# New Tank Setup Size



## mdaniel1984 (Mar 2, 2020)

Hi everyone and thanks ahead for reading the post

I have an ability to put in a large...What I believe is a large tank for Cichlid's

Looking at a 75gal or a 120gal long (Money wise I'd go for a 75gal, but saving I can go for a 120gal)

Realistically I can afford a 75gal long in my budget and I'm looking to see what people are filling/stocking the tank with fish wise.

I've read a little bit about the species of fish that they need hiding spaces and are aggressive if they don't have this, I've also supported these back in the day so I know a little bit...

But with a better job and bigger area in a new house I can support a much bigger tank and have a group of fish.

So overall my questions are
1) 75gal vs 120gal which would you choose?
2) If it's a 75gal you would stock it with?
3) If it's a 120gal you would stock it with?

Thank you!!


----------



## ken31cay (Oct 9, 2018)

Hello,

75gal: 48L x 18W x 21H
120gal: 48L x 24W x 25H

If the tanks you're looking at are the above dimensions then I would most likely go with the 75gal since they're both the same length.
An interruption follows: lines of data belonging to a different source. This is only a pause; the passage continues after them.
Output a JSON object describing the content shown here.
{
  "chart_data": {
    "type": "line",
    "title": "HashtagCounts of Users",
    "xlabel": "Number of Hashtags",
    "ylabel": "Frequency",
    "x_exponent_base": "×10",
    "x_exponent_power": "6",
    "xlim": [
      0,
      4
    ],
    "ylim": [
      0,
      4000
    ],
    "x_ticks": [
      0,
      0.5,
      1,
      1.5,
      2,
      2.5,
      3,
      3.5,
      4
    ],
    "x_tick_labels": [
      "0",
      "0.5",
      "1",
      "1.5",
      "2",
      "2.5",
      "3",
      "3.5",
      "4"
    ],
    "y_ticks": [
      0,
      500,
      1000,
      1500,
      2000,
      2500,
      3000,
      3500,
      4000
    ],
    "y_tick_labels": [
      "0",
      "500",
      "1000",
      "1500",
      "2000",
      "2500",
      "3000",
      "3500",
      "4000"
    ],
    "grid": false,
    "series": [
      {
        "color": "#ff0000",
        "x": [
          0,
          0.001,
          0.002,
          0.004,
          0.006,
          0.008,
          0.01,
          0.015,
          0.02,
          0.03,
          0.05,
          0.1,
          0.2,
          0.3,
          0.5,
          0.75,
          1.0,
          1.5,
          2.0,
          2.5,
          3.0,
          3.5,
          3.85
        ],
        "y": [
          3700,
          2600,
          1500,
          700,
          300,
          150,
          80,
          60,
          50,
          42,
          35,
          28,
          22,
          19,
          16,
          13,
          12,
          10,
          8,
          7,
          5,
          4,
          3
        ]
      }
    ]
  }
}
If I wanted a bigger size then I'd get a tank that has an increased length since this is the most important measure when keeping africans. On the other hand, fish like Discus would appreciate the increased height.

IMO your question about stocking options is open-ended and I think if you are more specific regarding which fish you are considering then you might receive better feedback.


----------



## mdaniel1984 (Mar 2, 2020)

I use to run with African's (Electric Yellows, Maylandia, Labidochromis) "Petsmart African's"
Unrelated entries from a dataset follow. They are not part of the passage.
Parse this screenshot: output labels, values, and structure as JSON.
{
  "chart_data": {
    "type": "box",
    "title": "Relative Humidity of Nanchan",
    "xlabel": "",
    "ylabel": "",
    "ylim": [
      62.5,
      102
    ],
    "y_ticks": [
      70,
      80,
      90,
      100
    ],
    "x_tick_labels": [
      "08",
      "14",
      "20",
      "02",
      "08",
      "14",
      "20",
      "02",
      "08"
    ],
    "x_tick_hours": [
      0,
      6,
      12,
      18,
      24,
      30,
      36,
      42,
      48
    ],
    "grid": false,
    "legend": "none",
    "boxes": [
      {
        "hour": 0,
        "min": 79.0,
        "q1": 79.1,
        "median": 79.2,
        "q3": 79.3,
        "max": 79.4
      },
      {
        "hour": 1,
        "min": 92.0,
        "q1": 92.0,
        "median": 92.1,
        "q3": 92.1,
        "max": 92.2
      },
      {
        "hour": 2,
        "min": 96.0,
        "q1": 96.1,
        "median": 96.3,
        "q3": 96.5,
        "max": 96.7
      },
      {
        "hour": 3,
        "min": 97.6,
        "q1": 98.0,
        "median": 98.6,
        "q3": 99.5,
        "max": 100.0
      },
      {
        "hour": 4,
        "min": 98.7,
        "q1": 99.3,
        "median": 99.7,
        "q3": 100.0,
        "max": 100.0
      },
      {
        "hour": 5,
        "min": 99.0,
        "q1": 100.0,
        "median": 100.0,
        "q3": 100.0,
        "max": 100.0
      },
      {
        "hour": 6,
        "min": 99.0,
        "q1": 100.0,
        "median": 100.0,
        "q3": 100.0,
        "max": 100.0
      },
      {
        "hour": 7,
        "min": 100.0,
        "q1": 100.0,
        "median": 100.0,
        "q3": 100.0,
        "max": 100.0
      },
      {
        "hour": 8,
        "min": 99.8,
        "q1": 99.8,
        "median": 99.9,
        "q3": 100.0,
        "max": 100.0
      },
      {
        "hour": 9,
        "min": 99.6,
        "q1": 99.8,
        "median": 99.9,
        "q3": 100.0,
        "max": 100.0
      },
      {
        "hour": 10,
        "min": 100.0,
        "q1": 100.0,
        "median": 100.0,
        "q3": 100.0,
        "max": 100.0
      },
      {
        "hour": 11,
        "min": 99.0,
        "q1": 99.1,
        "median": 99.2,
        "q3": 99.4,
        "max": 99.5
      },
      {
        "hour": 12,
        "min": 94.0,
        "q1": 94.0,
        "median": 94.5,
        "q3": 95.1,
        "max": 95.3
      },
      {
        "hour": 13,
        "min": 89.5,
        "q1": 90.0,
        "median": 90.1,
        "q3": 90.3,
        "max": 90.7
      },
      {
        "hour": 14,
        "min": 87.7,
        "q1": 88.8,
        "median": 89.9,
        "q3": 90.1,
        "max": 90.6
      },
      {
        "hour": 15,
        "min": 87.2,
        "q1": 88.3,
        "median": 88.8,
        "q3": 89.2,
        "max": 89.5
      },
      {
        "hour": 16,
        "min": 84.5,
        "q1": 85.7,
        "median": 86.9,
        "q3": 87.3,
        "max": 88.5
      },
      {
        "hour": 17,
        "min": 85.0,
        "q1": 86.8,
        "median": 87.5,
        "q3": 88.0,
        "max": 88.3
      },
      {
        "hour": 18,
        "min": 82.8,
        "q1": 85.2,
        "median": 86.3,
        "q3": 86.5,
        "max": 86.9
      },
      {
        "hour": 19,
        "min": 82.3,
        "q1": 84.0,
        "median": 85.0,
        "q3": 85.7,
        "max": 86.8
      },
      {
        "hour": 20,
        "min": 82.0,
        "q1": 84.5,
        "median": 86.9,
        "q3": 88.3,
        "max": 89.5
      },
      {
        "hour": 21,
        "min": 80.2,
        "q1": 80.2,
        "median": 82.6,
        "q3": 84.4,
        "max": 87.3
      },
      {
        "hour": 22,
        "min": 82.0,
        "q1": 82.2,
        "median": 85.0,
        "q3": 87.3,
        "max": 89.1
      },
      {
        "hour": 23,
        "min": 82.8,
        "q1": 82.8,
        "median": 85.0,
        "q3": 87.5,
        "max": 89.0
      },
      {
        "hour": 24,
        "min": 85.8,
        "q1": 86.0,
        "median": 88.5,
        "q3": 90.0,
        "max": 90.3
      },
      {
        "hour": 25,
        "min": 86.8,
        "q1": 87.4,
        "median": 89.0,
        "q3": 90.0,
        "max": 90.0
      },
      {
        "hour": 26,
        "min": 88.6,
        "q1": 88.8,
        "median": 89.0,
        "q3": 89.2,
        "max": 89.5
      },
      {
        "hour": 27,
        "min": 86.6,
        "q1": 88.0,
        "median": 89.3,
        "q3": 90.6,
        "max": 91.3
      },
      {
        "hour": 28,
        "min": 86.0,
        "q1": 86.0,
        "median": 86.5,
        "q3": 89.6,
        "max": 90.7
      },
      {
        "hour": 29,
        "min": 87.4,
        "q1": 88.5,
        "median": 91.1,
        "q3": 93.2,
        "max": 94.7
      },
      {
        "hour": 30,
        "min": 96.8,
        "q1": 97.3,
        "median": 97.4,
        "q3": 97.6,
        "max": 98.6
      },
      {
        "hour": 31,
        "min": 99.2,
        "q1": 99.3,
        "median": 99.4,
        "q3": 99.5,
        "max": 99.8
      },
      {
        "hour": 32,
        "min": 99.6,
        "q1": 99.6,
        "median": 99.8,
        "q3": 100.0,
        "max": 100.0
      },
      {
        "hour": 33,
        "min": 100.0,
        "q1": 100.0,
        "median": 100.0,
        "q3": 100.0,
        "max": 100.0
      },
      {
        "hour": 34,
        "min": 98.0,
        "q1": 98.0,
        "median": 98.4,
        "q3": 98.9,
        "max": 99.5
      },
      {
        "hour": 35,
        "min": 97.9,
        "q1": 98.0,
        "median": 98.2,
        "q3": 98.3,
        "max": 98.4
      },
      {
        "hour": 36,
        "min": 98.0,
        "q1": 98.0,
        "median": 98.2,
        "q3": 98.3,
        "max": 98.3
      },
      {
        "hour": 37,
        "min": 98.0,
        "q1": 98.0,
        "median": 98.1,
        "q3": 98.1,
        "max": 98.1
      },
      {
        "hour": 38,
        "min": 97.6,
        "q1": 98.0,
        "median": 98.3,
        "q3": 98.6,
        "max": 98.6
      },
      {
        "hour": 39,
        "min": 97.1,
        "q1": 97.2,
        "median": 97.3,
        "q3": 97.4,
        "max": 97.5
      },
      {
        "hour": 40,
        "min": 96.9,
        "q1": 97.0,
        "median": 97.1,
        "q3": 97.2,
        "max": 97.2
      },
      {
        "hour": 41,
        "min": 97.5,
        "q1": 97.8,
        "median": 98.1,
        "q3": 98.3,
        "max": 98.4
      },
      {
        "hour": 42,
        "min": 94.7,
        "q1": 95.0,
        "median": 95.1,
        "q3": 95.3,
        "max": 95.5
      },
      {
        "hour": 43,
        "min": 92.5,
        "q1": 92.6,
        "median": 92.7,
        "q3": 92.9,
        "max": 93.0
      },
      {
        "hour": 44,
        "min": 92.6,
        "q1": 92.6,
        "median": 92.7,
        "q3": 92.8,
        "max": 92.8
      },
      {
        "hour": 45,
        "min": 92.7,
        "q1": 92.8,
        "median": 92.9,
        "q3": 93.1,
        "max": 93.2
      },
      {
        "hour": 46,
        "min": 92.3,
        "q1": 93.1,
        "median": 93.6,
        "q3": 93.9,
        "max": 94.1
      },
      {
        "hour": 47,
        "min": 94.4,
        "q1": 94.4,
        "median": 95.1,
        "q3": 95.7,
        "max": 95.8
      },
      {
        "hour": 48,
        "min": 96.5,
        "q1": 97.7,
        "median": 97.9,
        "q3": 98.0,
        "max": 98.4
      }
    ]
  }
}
But I want to add more and maybe get an idea on how many of each or a good selection of different ones

Thanks!


----------



## ken31cay (Oct 9, 2018)

I'm not experienced in setting up new mbuna tanks. I understand the cookie cutter setups (link below) are somewhat outdated, but to get started you could have a look at these to get an idea of some options. Then post here what you're leaning towards so members can give feedback and help you learn as you go.

https://www.cichlid-forum.com/articles/cookie_cutter_75g.php


----------